2. Initialize Poetry using the following command to create a new pyproject.toml file with the necessary project information

    existing project:

    ```bash
    poetry init
    ```

    new project:

    ```bash
    poetry new project-name
    ```

    add dependencies to pyproject.toml

    ```bash
    poetry add $(cat requirements.txt)
    ```

3. Build Distribution Files (might wanna add "dist/" to .gitignore)

    ```bash
    poetry build
    ```

4. Publish to PyPI

    ```bash
    twine upload dist/*
    ```

    Provide the credentials associated with your PyPI account.

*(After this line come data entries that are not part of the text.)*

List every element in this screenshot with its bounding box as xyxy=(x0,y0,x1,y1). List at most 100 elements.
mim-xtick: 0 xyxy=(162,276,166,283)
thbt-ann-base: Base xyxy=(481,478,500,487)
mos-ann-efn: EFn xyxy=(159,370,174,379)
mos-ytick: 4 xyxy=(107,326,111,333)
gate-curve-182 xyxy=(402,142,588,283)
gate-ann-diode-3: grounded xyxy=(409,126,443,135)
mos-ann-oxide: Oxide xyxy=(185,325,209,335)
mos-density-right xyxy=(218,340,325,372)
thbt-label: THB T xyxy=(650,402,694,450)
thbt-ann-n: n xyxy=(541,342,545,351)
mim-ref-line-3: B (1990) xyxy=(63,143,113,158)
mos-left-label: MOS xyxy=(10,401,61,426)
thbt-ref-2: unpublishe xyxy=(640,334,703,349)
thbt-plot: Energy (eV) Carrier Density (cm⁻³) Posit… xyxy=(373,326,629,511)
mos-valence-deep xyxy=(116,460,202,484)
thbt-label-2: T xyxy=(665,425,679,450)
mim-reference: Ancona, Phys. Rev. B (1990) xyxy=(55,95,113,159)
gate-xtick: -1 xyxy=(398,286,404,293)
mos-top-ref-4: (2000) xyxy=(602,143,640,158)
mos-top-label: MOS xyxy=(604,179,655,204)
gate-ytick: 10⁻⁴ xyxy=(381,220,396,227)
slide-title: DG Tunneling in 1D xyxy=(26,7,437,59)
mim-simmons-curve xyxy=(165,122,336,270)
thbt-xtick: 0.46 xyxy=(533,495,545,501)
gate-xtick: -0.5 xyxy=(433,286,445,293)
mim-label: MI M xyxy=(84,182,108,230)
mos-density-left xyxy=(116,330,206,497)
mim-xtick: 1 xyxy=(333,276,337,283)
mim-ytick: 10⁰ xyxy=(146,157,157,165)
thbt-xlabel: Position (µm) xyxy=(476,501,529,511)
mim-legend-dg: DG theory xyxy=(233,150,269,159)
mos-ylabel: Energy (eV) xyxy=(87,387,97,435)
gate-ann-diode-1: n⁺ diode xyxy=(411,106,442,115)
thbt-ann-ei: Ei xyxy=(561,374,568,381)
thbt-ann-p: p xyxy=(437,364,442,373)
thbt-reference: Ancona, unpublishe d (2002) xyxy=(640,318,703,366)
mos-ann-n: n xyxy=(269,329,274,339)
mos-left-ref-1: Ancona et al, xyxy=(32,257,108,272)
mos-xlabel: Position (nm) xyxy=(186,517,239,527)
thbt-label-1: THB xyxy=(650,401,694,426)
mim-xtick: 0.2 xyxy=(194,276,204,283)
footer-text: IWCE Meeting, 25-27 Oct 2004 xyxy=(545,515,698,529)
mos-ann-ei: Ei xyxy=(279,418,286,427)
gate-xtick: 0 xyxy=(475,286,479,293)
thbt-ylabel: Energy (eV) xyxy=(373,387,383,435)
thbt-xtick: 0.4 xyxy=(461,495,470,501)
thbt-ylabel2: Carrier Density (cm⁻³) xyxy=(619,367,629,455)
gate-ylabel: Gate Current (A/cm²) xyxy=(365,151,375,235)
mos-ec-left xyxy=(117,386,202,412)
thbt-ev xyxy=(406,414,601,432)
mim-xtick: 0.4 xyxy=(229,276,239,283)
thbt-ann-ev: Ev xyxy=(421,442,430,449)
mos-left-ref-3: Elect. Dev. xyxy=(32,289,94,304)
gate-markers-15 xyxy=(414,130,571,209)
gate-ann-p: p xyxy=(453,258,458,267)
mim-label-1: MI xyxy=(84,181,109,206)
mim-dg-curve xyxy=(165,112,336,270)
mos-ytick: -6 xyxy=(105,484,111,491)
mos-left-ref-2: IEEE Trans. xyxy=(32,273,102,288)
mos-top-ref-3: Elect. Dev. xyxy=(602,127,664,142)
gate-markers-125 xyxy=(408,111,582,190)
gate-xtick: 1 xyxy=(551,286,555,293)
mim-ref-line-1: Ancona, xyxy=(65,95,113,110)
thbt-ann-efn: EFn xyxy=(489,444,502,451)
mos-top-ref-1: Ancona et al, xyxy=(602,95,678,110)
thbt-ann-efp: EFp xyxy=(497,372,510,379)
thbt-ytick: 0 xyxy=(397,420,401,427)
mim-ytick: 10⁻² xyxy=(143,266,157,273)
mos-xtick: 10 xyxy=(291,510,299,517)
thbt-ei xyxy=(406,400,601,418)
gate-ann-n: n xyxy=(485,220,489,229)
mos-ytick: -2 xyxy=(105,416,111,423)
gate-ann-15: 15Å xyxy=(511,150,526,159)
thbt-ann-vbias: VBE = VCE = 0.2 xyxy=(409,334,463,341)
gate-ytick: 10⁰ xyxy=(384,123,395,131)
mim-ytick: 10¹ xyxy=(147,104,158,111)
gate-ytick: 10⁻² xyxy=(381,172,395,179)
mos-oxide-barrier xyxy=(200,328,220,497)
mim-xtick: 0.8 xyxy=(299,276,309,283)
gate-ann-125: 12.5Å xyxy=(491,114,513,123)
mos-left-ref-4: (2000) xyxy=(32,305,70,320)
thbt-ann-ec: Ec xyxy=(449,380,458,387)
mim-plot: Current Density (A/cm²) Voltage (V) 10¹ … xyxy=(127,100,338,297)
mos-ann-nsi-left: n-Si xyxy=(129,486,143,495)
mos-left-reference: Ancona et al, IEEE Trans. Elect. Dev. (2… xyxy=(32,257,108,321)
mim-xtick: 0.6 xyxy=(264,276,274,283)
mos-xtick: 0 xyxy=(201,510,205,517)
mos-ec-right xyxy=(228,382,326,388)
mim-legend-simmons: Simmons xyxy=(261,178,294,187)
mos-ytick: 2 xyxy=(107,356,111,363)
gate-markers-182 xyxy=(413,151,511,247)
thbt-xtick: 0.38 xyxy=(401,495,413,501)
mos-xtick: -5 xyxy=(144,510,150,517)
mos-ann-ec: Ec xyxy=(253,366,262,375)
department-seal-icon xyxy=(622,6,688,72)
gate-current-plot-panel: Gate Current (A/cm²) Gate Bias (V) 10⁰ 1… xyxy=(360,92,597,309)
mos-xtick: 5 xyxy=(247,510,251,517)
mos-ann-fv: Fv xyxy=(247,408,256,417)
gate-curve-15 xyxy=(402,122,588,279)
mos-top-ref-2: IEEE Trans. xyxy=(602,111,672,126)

5. Automate the Release Process (GitHub Actions)

    - Set up PyPI Configuration:
    - on Github repository page, go to "Settings" > "Secrets" and add PYPI_API_TOKEN as secret
    - Create and push .github/workflows/release.yml. Configure the workflow to:
    - trigger on the main branch update event.
    - check if version has updated using git diff
    - build and test your package.
    - publish the package to PyPI using Twine using secret credentials.

    - before actual publish, test your publishing process on test.pypi.org with `twine upload --repository testpypi dist/*`

    With this setup, whenever there is a new version update on the main branch, the CI tool will automatically build and release the package to PyPI.